The mean age of the participants was 58, and 85% were white. Sixty-three percent had Kellgren-Lawrence grade 0 to 2 osteoarthritis, and 27% had grade 3.1

Surgery plus physical therapy vs physical therapy alone

The surgery group underwent arthroscopic partial meniscectomy, which involved trimming the damaged meniscus back to a stable rim1,19 and trimming loose fragments of cartilage and bone.

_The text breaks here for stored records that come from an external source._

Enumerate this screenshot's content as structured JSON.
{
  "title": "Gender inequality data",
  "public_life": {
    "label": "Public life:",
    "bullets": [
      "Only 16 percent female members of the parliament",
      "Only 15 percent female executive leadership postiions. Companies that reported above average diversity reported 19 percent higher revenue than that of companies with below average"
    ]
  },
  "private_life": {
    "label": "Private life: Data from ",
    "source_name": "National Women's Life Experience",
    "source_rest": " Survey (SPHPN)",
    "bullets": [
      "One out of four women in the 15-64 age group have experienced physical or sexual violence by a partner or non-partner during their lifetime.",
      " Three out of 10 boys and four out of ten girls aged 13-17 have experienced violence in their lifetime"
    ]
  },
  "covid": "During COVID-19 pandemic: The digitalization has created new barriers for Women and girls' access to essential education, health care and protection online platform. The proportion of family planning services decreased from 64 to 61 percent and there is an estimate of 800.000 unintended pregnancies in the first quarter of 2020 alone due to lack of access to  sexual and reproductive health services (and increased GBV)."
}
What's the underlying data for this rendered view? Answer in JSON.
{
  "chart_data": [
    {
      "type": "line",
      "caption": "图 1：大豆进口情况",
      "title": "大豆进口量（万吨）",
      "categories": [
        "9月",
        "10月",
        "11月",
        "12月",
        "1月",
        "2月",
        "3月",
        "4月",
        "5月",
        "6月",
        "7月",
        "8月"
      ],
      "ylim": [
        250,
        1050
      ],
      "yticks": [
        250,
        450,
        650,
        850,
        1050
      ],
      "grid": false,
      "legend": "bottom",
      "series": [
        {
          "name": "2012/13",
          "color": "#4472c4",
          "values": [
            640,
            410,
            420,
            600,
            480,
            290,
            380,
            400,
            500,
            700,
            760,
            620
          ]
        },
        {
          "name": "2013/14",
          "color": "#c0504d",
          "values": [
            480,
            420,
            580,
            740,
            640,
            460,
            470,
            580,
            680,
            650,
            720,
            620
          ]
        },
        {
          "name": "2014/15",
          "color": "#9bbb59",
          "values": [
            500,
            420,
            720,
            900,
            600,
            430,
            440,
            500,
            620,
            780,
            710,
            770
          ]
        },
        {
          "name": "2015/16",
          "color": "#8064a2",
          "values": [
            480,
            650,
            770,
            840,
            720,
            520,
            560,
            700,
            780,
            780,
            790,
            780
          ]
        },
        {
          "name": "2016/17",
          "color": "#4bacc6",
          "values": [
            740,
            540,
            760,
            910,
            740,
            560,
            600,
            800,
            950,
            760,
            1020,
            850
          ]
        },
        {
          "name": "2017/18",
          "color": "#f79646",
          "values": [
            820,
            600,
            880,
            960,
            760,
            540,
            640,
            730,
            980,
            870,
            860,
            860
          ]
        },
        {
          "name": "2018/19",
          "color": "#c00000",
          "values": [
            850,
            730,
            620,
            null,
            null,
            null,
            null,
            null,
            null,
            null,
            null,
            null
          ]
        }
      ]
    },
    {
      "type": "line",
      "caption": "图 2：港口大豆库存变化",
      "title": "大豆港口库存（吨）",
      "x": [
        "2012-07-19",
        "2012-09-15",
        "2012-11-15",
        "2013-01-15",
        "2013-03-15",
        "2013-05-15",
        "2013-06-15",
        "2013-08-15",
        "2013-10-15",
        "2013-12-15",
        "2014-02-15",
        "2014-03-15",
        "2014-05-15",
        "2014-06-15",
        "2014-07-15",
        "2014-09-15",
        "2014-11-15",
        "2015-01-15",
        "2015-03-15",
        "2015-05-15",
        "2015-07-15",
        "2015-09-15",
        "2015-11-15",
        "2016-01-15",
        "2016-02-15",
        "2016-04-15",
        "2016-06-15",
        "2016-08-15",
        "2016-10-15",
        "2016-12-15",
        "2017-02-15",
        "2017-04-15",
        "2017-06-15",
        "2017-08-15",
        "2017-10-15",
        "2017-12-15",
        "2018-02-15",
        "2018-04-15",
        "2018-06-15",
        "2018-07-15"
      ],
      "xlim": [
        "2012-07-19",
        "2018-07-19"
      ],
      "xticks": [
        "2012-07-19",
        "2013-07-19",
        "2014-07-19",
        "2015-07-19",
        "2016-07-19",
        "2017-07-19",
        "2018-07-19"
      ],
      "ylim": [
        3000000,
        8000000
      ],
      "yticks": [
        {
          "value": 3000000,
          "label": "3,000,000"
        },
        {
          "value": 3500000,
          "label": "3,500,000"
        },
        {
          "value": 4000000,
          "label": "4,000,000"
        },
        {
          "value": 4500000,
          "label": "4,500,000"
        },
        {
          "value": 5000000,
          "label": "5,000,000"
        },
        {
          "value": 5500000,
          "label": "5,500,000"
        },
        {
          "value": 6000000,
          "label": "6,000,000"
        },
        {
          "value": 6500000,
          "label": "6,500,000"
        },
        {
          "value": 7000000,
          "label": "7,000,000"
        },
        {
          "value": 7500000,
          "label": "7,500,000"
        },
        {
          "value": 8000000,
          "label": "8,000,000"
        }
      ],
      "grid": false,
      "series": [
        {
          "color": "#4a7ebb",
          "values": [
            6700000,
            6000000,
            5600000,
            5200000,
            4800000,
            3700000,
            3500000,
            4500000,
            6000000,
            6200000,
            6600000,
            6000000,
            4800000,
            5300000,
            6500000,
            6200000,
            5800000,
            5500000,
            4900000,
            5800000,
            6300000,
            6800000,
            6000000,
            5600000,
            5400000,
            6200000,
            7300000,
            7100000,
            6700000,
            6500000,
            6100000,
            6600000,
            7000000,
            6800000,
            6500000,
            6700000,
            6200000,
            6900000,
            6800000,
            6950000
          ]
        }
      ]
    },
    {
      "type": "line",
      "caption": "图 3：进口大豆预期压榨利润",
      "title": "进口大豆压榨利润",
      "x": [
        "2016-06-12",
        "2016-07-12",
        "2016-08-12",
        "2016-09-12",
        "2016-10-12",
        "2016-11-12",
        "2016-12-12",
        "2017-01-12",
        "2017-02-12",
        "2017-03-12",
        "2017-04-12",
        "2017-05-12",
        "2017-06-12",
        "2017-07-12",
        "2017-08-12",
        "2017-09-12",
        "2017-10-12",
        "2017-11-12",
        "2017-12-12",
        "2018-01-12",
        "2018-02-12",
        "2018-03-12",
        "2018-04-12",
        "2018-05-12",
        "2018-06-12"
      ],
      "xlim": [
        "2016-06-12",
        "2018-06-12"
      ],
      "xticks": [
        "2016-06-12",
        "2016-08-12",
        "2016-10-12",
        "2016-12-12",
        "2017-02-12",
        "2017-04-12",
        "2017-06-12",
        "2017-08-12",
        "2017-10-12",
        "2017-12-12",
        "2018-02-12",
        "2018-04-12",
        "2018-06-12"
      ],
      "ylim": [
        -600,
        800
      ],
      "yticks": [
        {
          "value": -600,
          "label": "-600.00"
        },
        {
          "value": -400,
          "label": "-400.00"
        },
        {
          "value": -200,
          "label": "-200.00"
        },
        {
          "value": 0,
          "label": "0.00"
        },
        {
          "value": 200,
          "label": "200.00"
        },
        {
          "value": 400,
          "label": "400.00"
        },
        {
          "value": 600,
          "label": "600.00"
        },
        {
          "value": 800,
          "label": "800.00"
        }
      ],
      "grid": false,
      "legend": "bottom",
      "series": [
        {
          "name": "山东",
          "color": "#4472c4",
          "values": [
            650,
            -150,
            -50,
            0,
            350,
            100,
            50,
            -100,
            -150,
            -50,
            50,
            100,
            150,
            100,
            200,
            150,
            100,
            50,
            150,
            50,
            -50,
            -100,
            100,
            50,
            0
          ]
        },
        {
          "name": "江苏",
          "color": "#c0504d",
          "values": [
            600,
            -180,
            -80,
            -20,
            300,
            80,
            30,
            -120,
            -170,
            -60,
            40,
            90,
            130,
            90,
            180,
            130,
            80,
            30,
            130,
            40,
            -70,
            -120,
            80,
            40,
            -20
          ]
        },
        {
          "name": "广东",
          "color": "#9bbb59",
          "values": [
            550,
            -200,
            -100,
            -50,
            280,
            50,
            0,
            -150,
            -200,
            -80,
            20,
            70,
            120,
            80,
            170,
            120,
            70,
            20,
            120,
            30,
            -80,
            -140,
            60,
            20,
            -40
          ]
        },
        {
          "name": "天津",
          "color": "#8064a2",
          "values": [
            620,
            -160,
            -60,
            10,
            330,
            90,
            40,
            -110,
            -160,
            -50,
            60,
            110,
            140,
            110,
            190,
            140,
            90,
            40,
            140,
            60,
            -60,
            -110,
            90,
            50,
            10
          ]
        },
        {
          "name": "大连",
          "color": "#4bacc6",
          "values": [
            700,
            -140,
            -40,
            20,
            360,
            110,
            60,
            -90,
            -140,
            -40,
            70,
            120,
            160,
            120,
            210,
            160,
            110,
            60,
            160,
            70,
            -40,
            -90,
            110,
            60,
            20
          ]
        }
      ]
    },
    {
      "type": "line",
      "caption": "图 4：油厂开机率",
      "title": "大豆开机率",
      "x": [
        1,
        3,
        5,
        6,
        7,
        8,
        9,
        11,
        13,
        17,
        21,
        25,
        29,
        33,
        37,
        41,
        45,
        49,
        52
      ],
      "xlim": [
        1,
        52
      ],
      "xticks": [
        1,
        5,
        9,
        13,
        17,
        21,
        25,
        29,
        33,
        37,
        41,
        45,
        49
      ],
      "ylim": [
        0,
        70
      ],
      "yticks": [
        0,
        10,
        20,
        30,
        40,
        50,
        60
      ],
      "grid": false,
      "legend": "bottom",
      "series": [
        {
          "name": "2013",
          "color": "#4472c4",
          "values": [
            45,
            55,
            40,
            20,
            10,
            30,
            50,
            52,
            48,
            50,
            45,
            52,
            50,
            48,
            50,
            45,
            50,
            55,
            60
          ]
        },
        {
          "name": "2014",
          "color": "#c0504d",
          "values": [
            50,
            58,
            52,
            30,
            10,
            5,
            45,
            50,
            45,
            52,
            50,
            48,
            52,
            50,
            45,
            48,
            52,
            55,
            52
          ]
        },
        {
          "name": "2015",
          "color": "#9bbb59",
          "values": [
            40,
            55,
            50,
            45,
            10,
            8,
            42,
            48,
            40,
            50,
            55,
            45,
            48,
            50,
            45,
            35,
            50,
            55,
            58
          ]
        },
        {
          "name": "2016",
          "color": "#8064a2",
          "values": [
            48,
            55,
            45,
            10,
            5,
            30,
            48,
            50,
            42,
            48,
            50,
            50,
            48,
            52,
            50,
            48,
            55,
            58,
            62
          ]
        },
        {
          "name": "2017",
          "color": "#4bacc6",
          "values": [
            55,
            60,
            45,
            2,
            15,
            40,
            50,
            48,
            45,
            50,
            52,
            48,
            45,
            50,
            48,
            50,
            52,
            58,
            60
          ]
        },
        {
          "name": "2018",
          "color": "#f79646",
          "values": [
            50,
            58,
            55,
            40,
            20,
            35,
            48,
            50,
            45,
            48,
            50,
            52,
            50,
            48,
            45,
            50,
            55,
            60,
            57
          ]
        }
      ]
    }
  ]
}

After the procedure, patients were scheduled for physical therapy. Although there is no consensus on the need for or the effectiveness of postoperative physical therapy in this setting, the investigators believed that including it in both study groups would help to isolate the independent effects of surgery. The physical therapy regimen after surgery was similar to that provided in the nonoperative group.1,19

Physical therapy was designed to address inflammation, range of motion, muscle strength, muscle-length restriction, functional mobility, and proprioception and balance.1,19 There were three stages; criteria for advancing from one phase to the next included the level of self-reported pain, observed strength, range of knee motion, knee effusion, and functional mobility.1,18

The duration of participation varied depending on the pace of improvement. Generally, the program lasted about 6 weeks.1,19

Crossover and other therapies were allowed

Crossover from physical therapy alone to surgery was allowed during the trial if the patient and surgeon thought it was clinically indicated.

Participants in both groups were permitted to take acetaminophen and nonsteroidal anti-inflammatory drugs as needed. Intra-articular injections of glucocorticoids were also allowed during the trial.